Rio de Janeiro - O Brasil deve encerrar o primeiro trimestre de 2021 com 41,2 milhões de doses de vacinas contra o coronavírus garantidas, o suficiente para imunizar pouco mais de um quarto (26,7%) da população considerada prioritária no País. Outros lotes e fabricantes que poderiam se somar a esse total tiveram suas remessas adiadas ou ainda seguem em negociação, sem previsão de data para entrega ou quantidade exata de fornecimento.

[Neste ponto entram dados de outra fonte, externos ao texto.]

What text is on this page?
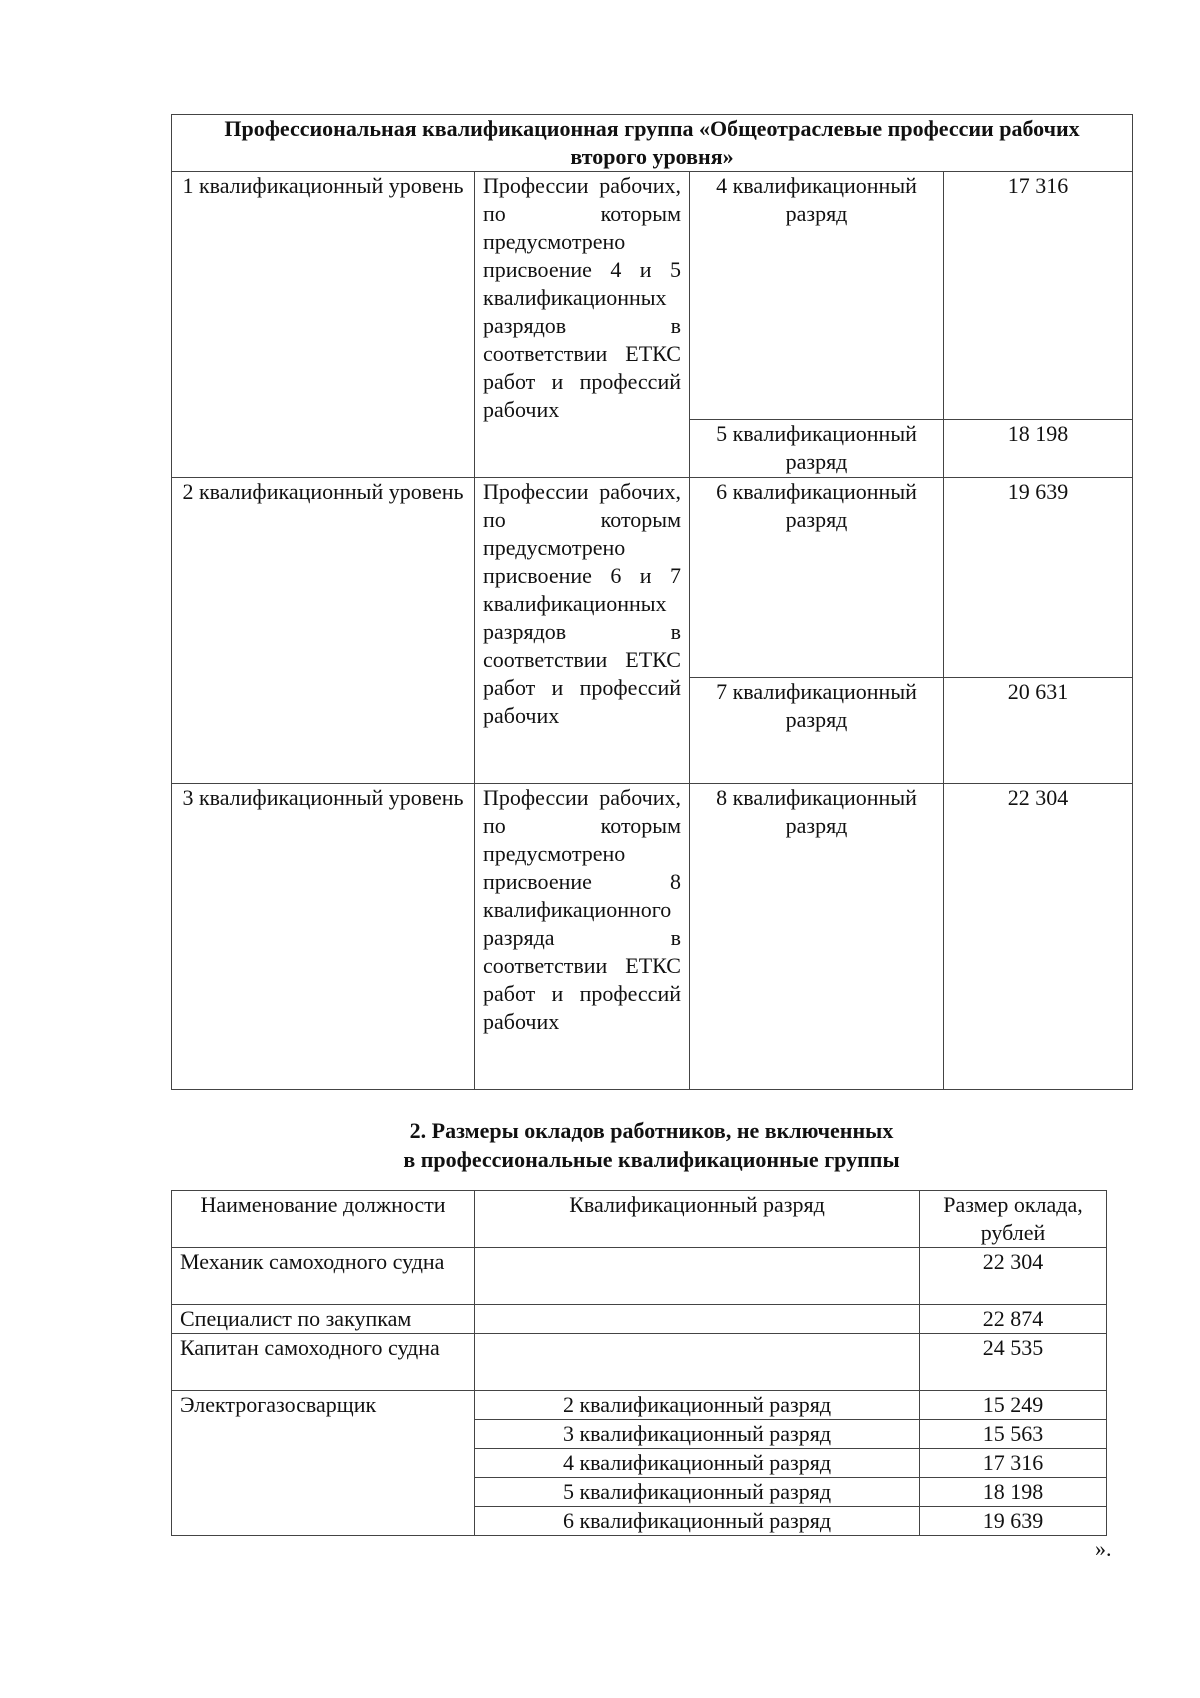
Профессиональная квалификационная группа «Общеотраслевые профессии рабочих второго уровня»			
1 квалификационный уровень	Профессии рабочих, по которым предусмотрено присвоение 4 и 5 квалификационных разрядов в соответствии ЕТКС работ и профессий рабочих	4 квалификационный разряд	17 316
		5 квалификационный разряд	18 198
2 квалификационный уровень	Профессии рабочих, по которым предусмотрено присвоение 6 и 7 квалификационных разрядов в соответствии ЕТКС работ и профессий рабочих	6 квалификационный разряд	19 639
		7 квалификационный разряд	20 631
3 квалификационный уровень	Профессии рабочих, по которым предусмотрено присвоение 8 квалификационного разряда в соответствии ЕТКС работ и профессий рабочих	8 квалификационный разряд	22 304
2. Размеры окладов работников, не включенных
в профессиональные квалификационные группы
Наименование должности	Квалификационный разряд	Размер оклада, рублей
Механик самоходного судна		22 304
Специалист по закупкам		22 874
Капитан самоходного судна		24 535
Электрогазосварщик	2 квалификационный разряд	15 249
	3 квалификационный разряд	15 563
	4 квалификационный разряд	17 316
	5 квалификационный разряд	18 198
	6 квалификационный разряд	19 639
».
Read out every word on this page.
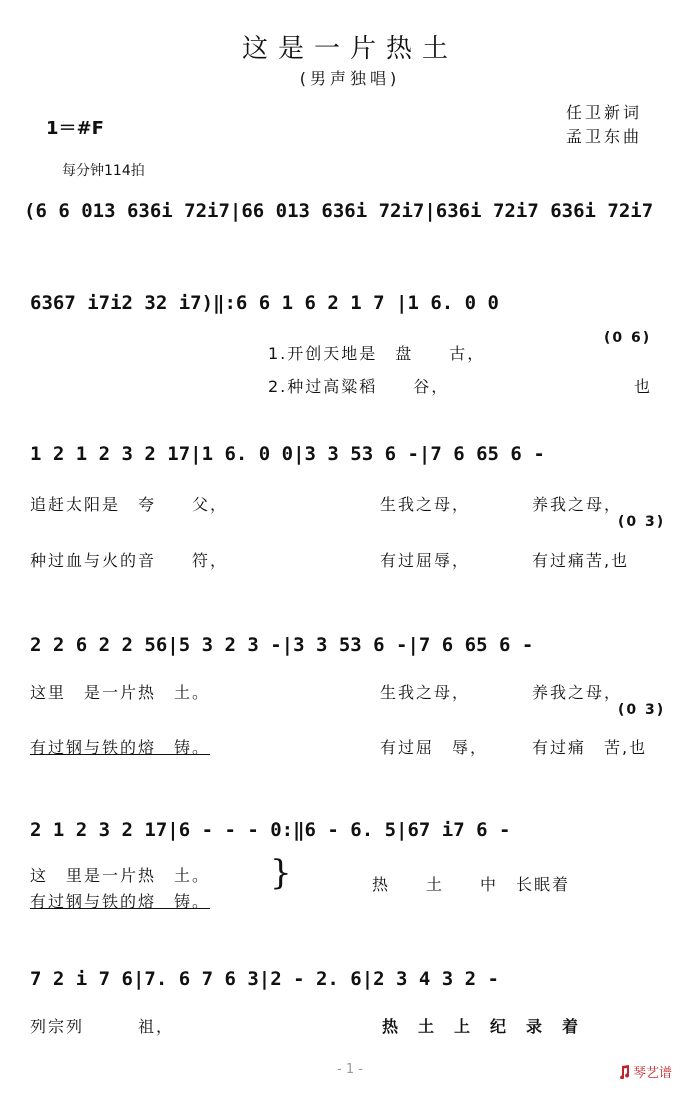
这是一片热土
(男声独唱)
任卫新词
孟卫东曲
1＝#F
每分钟114拍
(6 6 013 636i 72i7|66 013 636i 72i7|636i 72i7 636i 72i7
6367 i7i2 32 i7)‖:6 6 1 6 2 1 7 |1 6. 0 0
1.开创天地是　盘　　古，
2.种过高粱稻　　谷，
(0 6)
也
1 2 1 2 3 2 17|1 6. 0 0|3 3 53 6 -|7 6 65 6 -
追赶太阳是　夸　　父，	生我之母，	养我之母，
(0 3)
种过血与火的音　　符，	有过屈辱，	有过痛苦,也
2 2 6 2 2 56|5 3 2 3 -|3 3 53 6 -|7 6 65 6 -
这里　是一片热　土。	生我之母，	养我之母，
(0 3)
有过钢与铁的熔　铸。	有过屈　辱，	有过痛　苦,也
2 1 2 3 2 17|6 - - - 0:‖6 - 6. 5|67 i7 6 -
这　里是一片热　土。
有过钢与铁的熔　铸。
}	热　　土　　中　长眠着
7 2 i 7 6|7. 6 7 6 3|2 - 2. 6|2 3 4 3 2 -
列宗列　　　祖，	热　土　上　纪　录　着
- 1 -	琴艺谱
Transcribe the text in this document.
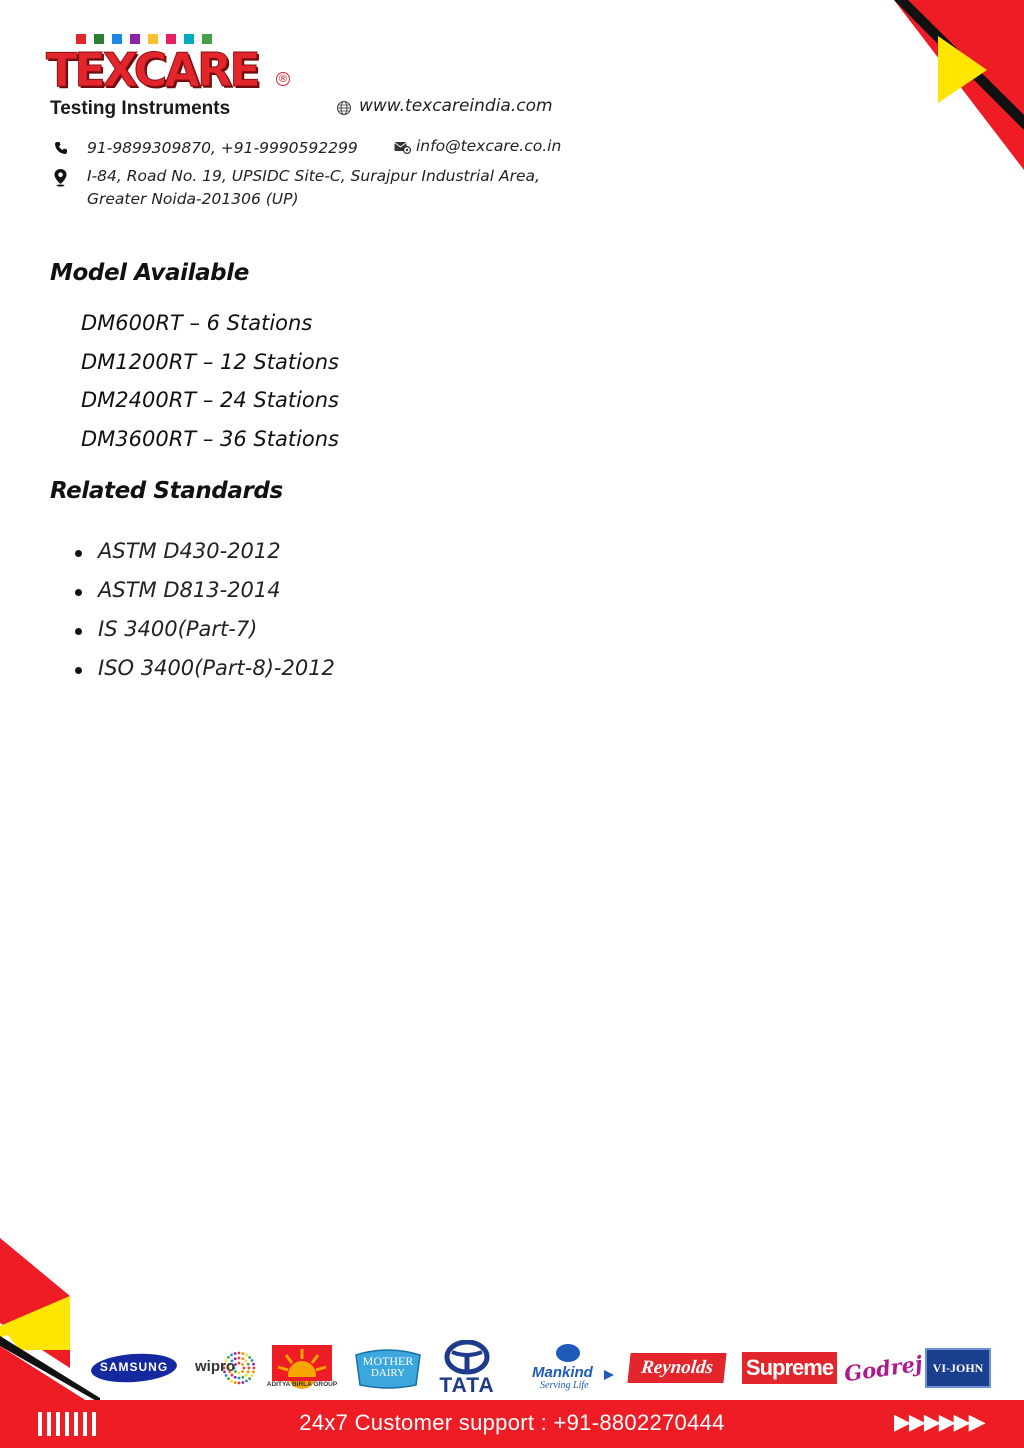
TEXCARE ®
Testing Instruments	www.texcareindia.com
91-9899309870, +91-9990592299	info@texcare.co.in
I-84, Road No. 19, UPSIDC Site-C, Surajpur Industrial Area,
Greater Noida-201306 (UP)
Model Available
DM600RT – 6 Stations
DM1200RT – 12 Stations
DM2400RT – 24 Stations
DM3600RT – 36 Stations
Related Standards
ASTM D430-2012
ASTM D813-2014
IS 3400(Part-7)
ISO 3400(Part-8)-2012
SAMSUNG	wipro
ADITYA BIRLA GROUP
MOTHER
DAIRY
TATA
Mankind
Serving Life
Reynolds Supreme Godrej VI-JOHN
24x7 Customer support : +91-8802270444	▶▶▶▶▶▶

De acordo com o Programa Nacional de Imunizações (PNI), do Ministério da Saúde, os 27 grupos prioritários somam aproximadamente 77,2 milhões de brasileiros. Considerando que cada vacinação requer duas doses por pessoa, o contingente garantido até o final de março seria o suficiente para imunizar 20,6 milhões de pessoas, considerando também as 10,7 milhões de doses já entregues em janeiro.
A principal e mais certa aposta do PNI, neste momento, é a CoronaVac, produzida pelo Instituto Butantan em parceria com a farmacêutica chinesa Sinovac. Em contrato firmado com o governo federal, o laboratório brasileiro se comprometeu a entregar 27,37 milhões de doses da vacina até o final de março.
A entrega de 9,3 milhões da CoronaVac prevista para este mês será possibilitada com a importação de 11 mil litros de insumos que chegam da China em dois lotes, nos dias 3 e 10, e equivalem a 17,3 milhões de doses da vacina. O excedente dessa produção será utilizado para a remessa de março.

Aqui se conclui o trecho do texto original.